Contrary to the center's argument, this issue cannot be decided as a matter of law. In Ashbaugh v. Trotter, 237 Ga. 46, 226 S.E.2d 736 (1976), the Supreme Court granted certiorari to review the issue of the age at which children could be charged with negligence or contributory negligence. Notwithstanding prior decisions to the contrary, the Supreme Court reversed the decision of this Court that held that children under the age of six are too young to be capable of contributory negligence, holding in Ashbaugh that the courts must be guided by the plain language of the predecessor statute to OCGA § 51-1-5. That statute provides: “The term ‘due care,’ when used in reference to a child of tender years, is such care as the child's mental and physical capacities enable him to exercise in the actual circumstances of the occasion and situation under investigation.” The question of a child's negligence is therefore one for the jury under appropriate instruction from the court.
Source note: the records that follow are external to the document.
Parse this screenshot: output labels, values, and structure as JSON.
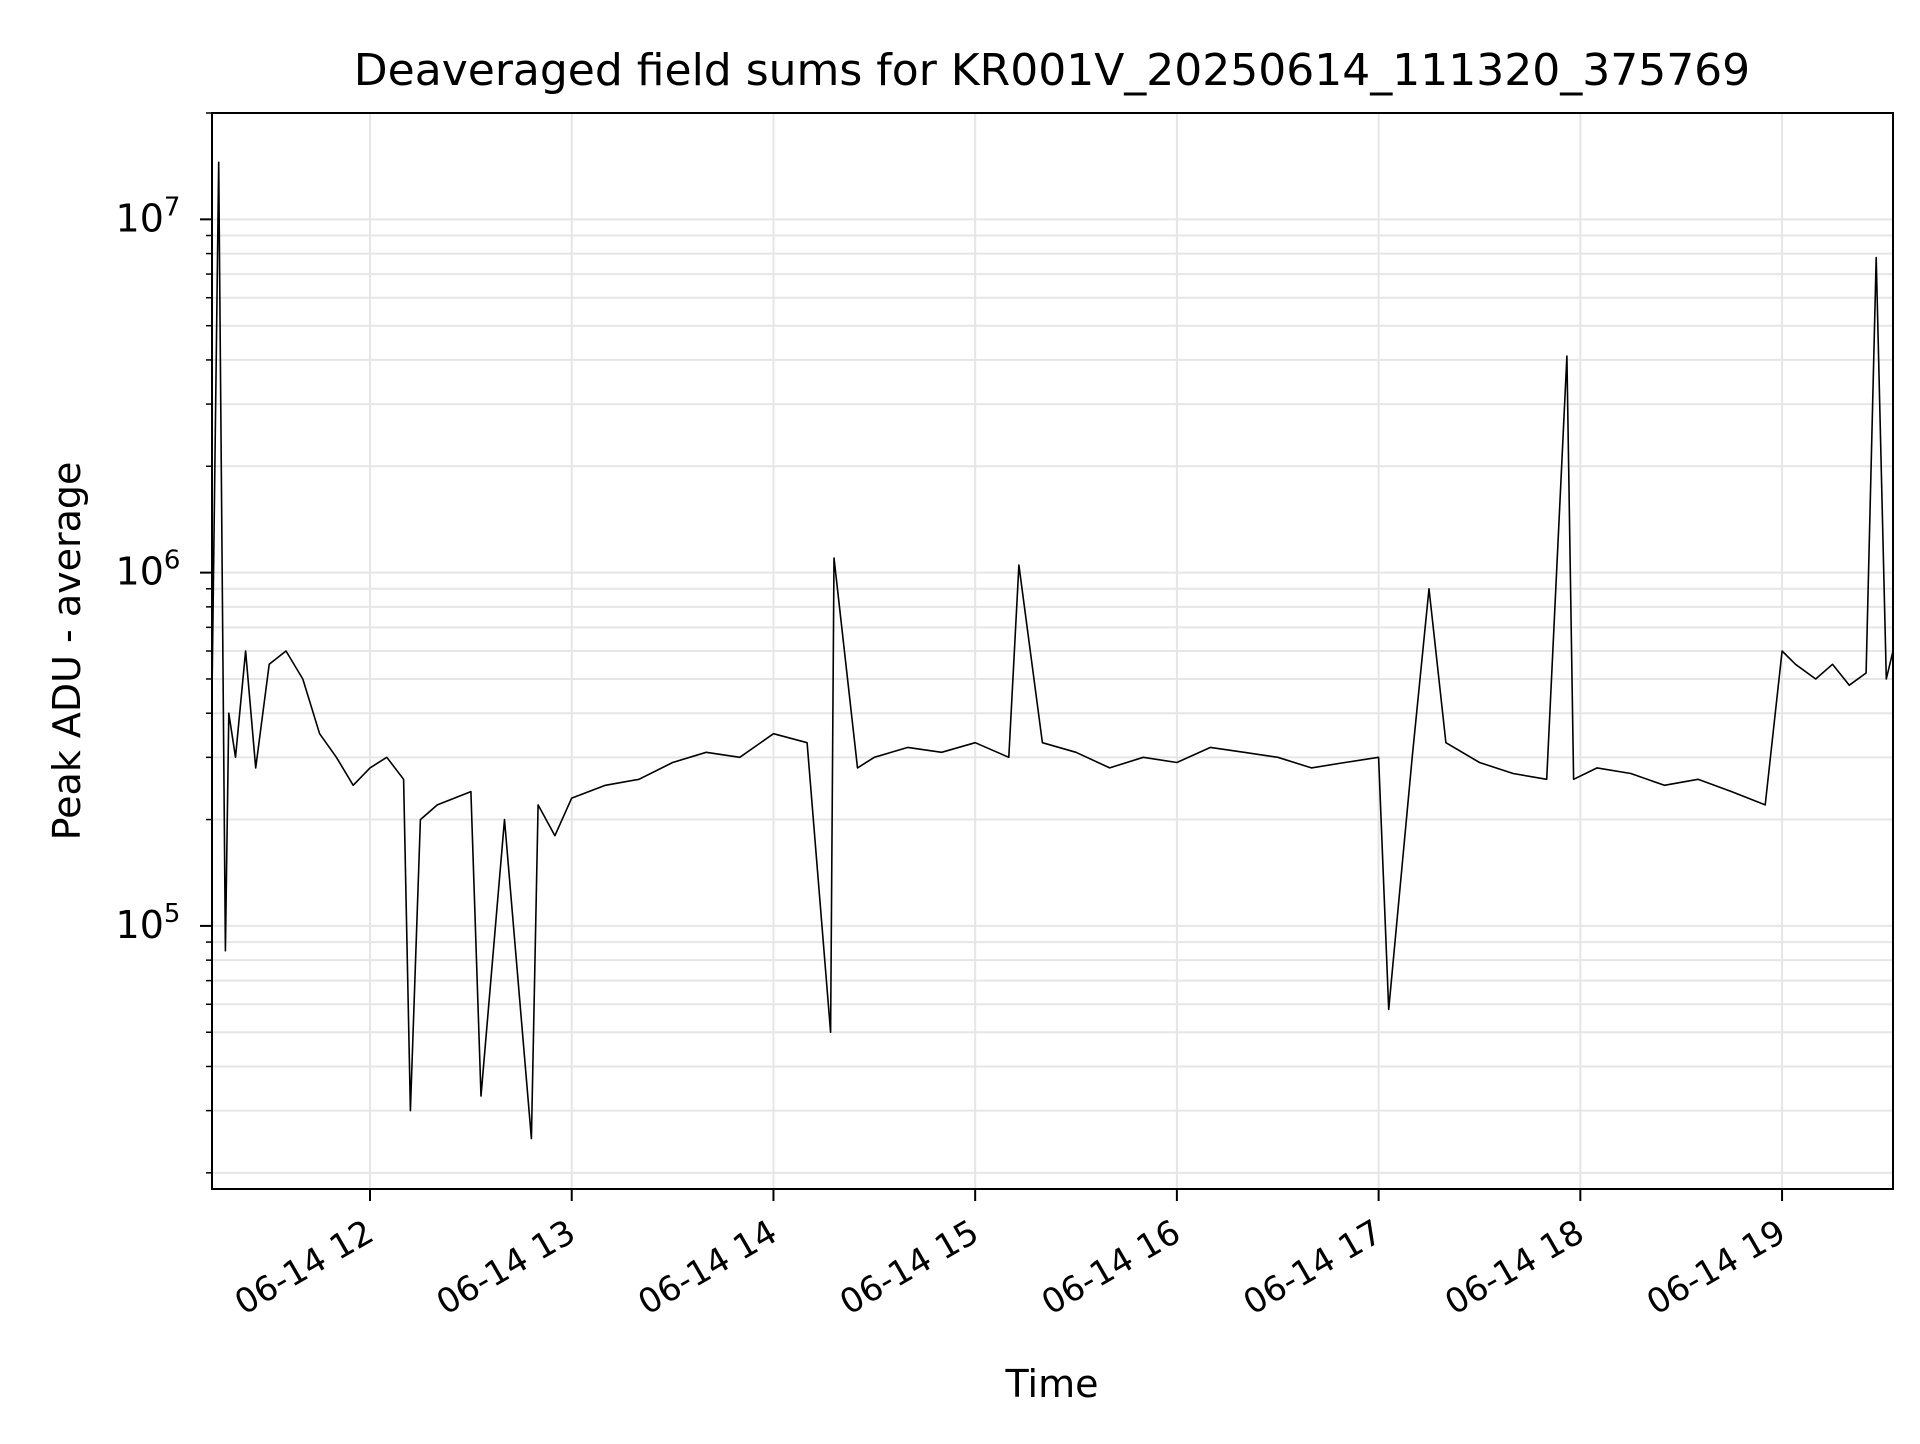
{
  "chart_data": {
    "type": "line",
    "title": "Deaveraged field sums for KR001V_20250614_111320_375769",
    "xlabel": "Time",
    "ylabel": "Peak ADU - average",
    "y_scale": "log",
    "ylim": [
      18000,
      20000000
    ],
    "xlim": [
      "2025-06-14 11:13",
      "2025-06-14 19:33"
    ],
    "grid": true,
    "line_color": "#000000",
    "grid_color": "#e6e6e6",
    "x_ticks": [
      {
        "value": "2025-06-14 12:00",
        "label": "06-14 12"
      },
      {
        "value": "2025-06-14 13:00",
        "label": "06-14 13"
      },
      {
        "value": "2025-06-14 14:00",
        "label": "06-14 14"
      },
      {
        "value": "2025-06-14 15:00",
        "label": "06-14 15"
      },
      {
        "value": "2025-06-14 16:00",
        "label": "06-14 16"
      },
      {
        "value": "2025-06-14 17:00",
        "label": "06-14 17"
      },
      {
        "value": "2025-06-14 18:00",
        "label": "06-14 18"
      },
      {
        "value": "2025-06-14 19:00",
        "label": "06-14 19"
      }
    ],
    "y_ticks": [
      {
        "value": 100000,
        "base": "10",
        "exp": "5"
      },
      {
        "value": 1000000,
        "base": "10",
        "exp": "6"
      },
      {
        "value": 10000000,
        "base": "10",
        "exp": "7"
      }
    ],
    "series": [
      {
        "x": [
          "2025-06-14 11:13",
          "2025-06-14 11:15",
          "2025-06-14 11:17",
          "2025-06-14 11:18",
          "2025-06-14 11:20",
          "2025-06-14 11:23",
          "2025-06-14 11:26",
          "2025-06-14 11:30",
          "2025-06-14 11:35",
          "2025-06-14 11:40",
          "2025-06-14 11:45",
          "2025-06-14 11:50",
          "2025-06-14 11:55",
          "2025-06-14 12:00",
          "2025-06-14 12:05",
          "2025-06-14 12:10",
          "2025-06-14 12:12",
          "2025-06-14 12:15",
          "2025-06-14 12:20",
          "2025-06-14 12:30",
          "2025-06-14 12:33",
          "2025-06-14 12:40",
          "2025-06-14 12:48",
          "2025-06-14 12:50",
          "2025-06-14 12:55",
          "2025-06-14 13:00",
          "2025-06-14 13:10",
          "2025-06-14 13:20",
          "2025-06-14 13:30",
          "2025-06-14 13:40",
          "2025-06-14 13:50",
          "2025-06-14 14:00",
          "2025-06-14 14:10",
          "2025-06-14 14:17",
          "2025-06-14 14:18",
          "2025-06-14 14:25",
          "2025-06-14 14:30",
          "2025-06-14 14:40",
          "2025-06-14 14:50",
          "2025-06-14 15:00",
          "2025-06-14 15:10",
          "2025-06-14 15:13",
          "2025-06-14 15:20",
          "2025-06-14 15:30",
          "2025-06-14 15:40",
          "2025-06-14 15:50",
          "2025-06-14 16:00",
          "2025-06-14 16:10",
          "2025-06-14 16:20",
          "2025-06-14 16:30",
          "2025-06-14 16:40",
          "2025-06-14 16:50",
          "2025-06-14 17:00",
          "2025-06-14 17:03",
          "2025-06-14 17:10",
          "2025-06-14 17:15",
          "2025-06-14 17:20",
          "2025-06-14 17:30",
          "2025-06-14 17:40",
          "2025-06-14 17:50",
          "2025-06-14 17:56",
          "2025-06-14 17:58",
          "2025-06-14 18:05",
          "2025-06-14 18:15",
          "2025-06-14 18:25",
          "2025-06-14 18:35",
          "2025-06-14 18:45",
          "2025-06-14 18:55",
          "2025-06-14 19:00",
          "2025-06-14 19:04",
          "2025-06-14 19:10",
          "2025-06-14 19:15",
          "2025-06-14 19:20",
          "2025-06-14 19:25",
          "2025-06-14 19:28",
          "2025-06-14 19:31",
          "2025-06-14 19:33"
        ],
        "y": [
          450000,
          14500000,
          85000,
          400000,
          300000,
          600000,
          280000,
          550000,
          600000,
          500000,
          350000,
          300000,
          250000,
          280000,
          300000,
          260000,
          30000,
          200000,
          220000,
          240000,
          33000,
          200000,
          25000,
          220000,
          180000,
          230000,
          250000,
          260000,
          290000,
          310000,
          300000,
          350000,
          330000,
          50000,
          1100000,
          280000,
          300000,
          320000,
          310000,
          330000,
          300000,
          1050000,
          330000,
          310000,
          280000,
          300000,
          290000,
          320000,
          310000,
          300000,
          280000,
          290000,
          300000,
          58000,
          300000,
          900000,
          330000,
          290000,
          270000,
          260000,
          4100000,
          260000,
          280000,
          270000,
          250000,
          260000,
          240000,
          220000,
          600000,
          550000,
          500000,
          550000,
          480000,
          520000,
          7800000,
          500000,
          600000
        ]
      }
    ]
  }
}
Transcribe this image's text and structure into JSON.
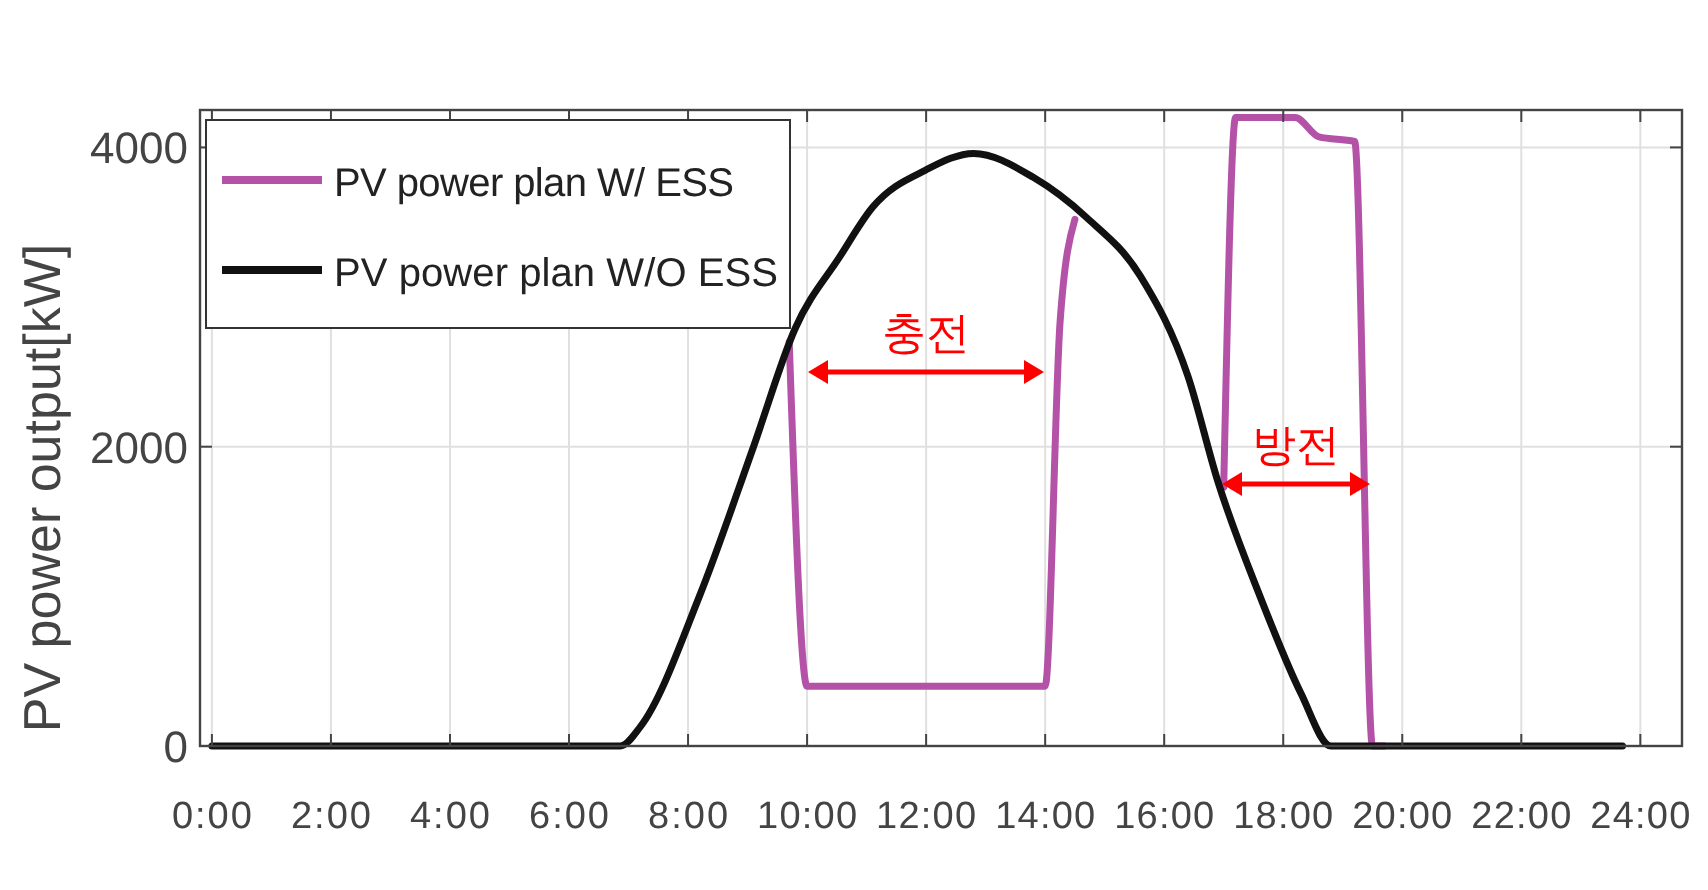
{
  "chart_data": {
    "type": "line",
    "ylabel": "PV power output[kW]",
    "xlim": [
      -0.2,
      24.7
    ],
    "ylim": [
      0,
      4250
    ],
    "xticks": [
      {
        "value": 0,
        "label": "0:00"
      },
      {
        "value": 2,
        "label": "2:00"
      },
      {
        "value": 4,
        "label": "4:00"
      },
      {
        "value": 6,
        "label": "6:00"
      },
      {
        "value": 8,
        "label": "8:00"
      },
      {
        "value": 10,
        "label": "10:00"
      },
      {
        "value": 12,
        "label": "12:00"
      },
      {
        "value": 14,
        "label": "14:00"
      },
      {
        "value": 16,
        "label": "16:00"
      },
      {
        "value": 18,
        "label": "18:00"
      },
      {
        "value": 20,
        "label": "20:00"
      },
      {
        "value": 22,
        "label": "22:00"
      },
      {
        "value": 24,
        "label": "24:00"
      }
    ],
    "yticks": [
      0,
      2000,
      4000
    ],
    "grid": true,
    "legend": "top left",
    "marker": "none",
    "line_style": "solid",
    "series": [
      {
        "name": "PV power plan W/ ESS",
        "color": "#b452a8",
        "x": [
          9.7,
          10.0,
          14.0,
          14.25,
          14.5,
          15.0,
          17.0,
          17.2,
          18.2,
          18.6,
          19.2,
          19.5,
          19.7
        ],
        "values": [
          2700,
          400,
          400,
          2830,
          3520,
          null,
          1730,
          4200,
          4200,
          4070,
          4040,
          0,
          0
        ]
      },
      {
        "name": "PV power plan W/O ESS",
        "color": "#111111",
        "x": [
          0,
          2,
          4,
          6,
          6.86,
          7.2,
          8.2,
          9.1,
          9.8,
          10.55,
          11.1,
          12.0,
          12.8,
          13.8,
          14.7,
          15.6,
          16.4,
          16.9,
          17.6,
          18.3,
          18.8,
          20,
          22,
          23.7
        ],
        "values": [
          0,
          0,
          0,
          0,
          0,
          130,
          1010,
          2000,
          2790,
          3270,
          3600,
          3850,
          3960,
          3800,
          3530,
          3140,
          2470,
          1770,
          1010,
          350,
          0,
          0,
          0,
          0
        ]
      }
    ],
    "annotations": [
      "충전",
      "방전"
    ]
  }
}
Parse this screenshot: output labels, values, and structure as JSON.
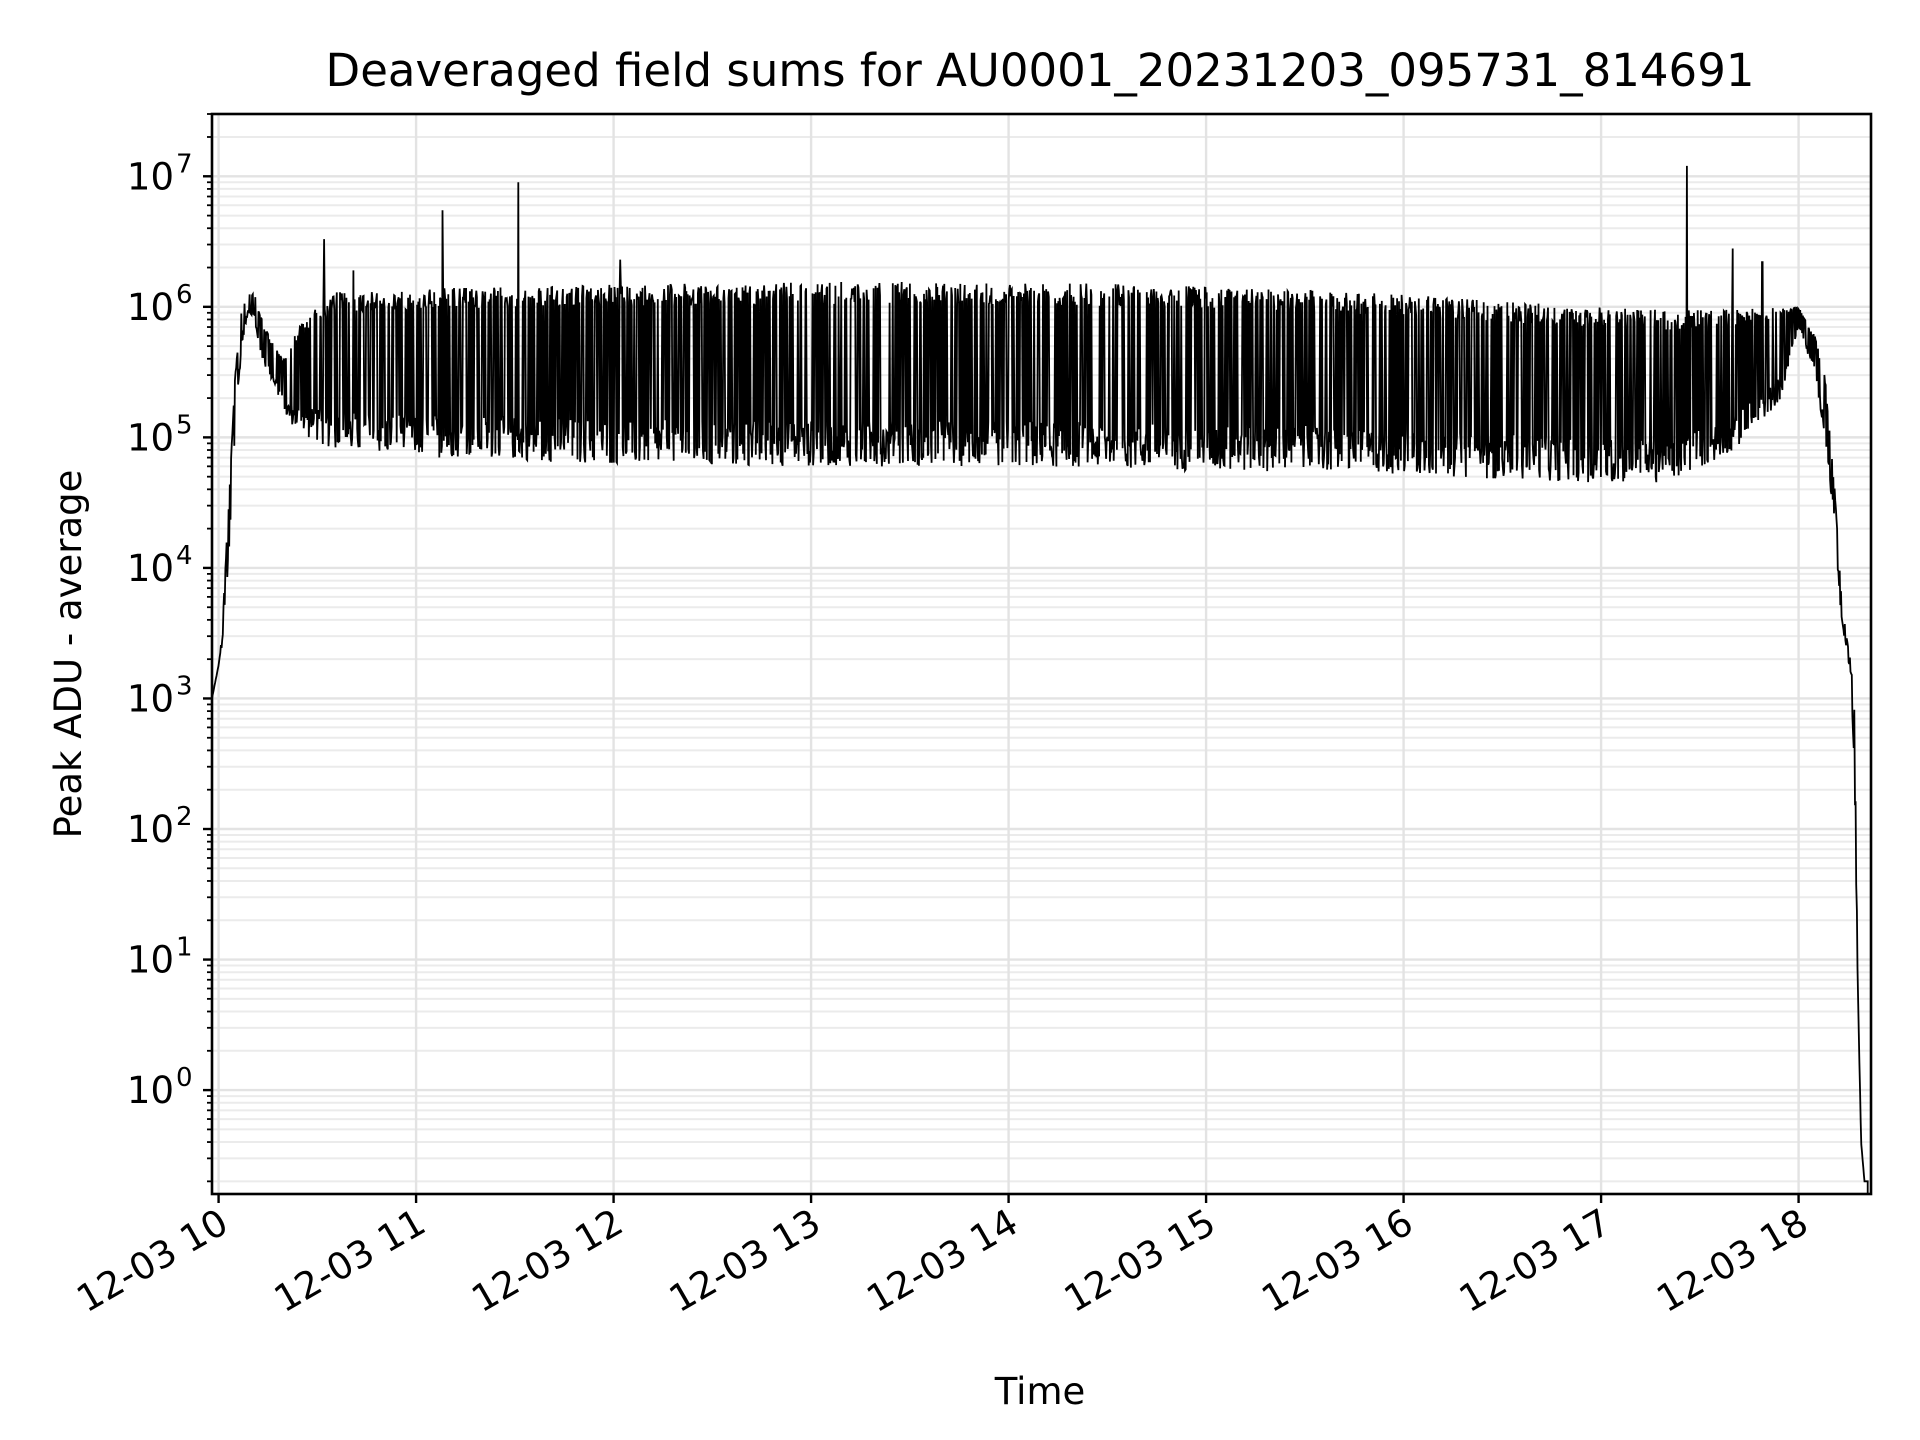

In other cases, it has been held that whether a child assumed the risk “is peculiarly a question for the jury.” Walt Disney Productions v. Shannon, 247 Ga. 402, 404, n. 3, 276 S.E.2d 580 (1981). But if “the facts are so plain and palpable that they demand a finding by the court as a matter of law,” the trial court may grant summary judgment. Jackson v. Young, 125 Ga.App. 342, 343, 187 S.E.2d 564 (1972). That was the situation in Abee v. Stone Mtn. Mem. Assn., 252 Ga. 465, 314 S.E.2d 444 (1984) and in Riley v. Brasunas, 210 Ga.App. 865, 438 S.E.2d 113 (1993). But this case does not fall within the category of those in which the danger is so plain that a child the age of the plaintiff may be held as a matter of law to have assumed the risk. Instead, the question of whether Matthew assumed the risk must be decided by a jury.
Here, as in Clanton v. Gwinnett County School Dist., 219 Ga.App. 343, 464 S.E.2d 918 (1995), the jury is in the best position to “size up all the particular evidence in the case and bring its collective common knowledge of children's capacities to bear in determining first, whether the child was capable of negligence in the premises and second, whether the child was negligent. [Cits.]” Id. at 344(1)(b), 464 S.E.2d 918.
Other questions remain as well. Pearson alleged negligence on the part of the center in supervising the children on the monkey bars, evidenced by the fact that Matthew had to crawl up a hill to apprise his teacher of the fact he had fallen. She also alleged that the center should not have moved Matthew after the fall, and that given his obvious appearance of being in shock, the center should have called an ambulance immediately. These issues must now be addressed at trial.
JOHNSON, P.J., and HAROLD R. BANKE, Senior Appellate Judge, concur.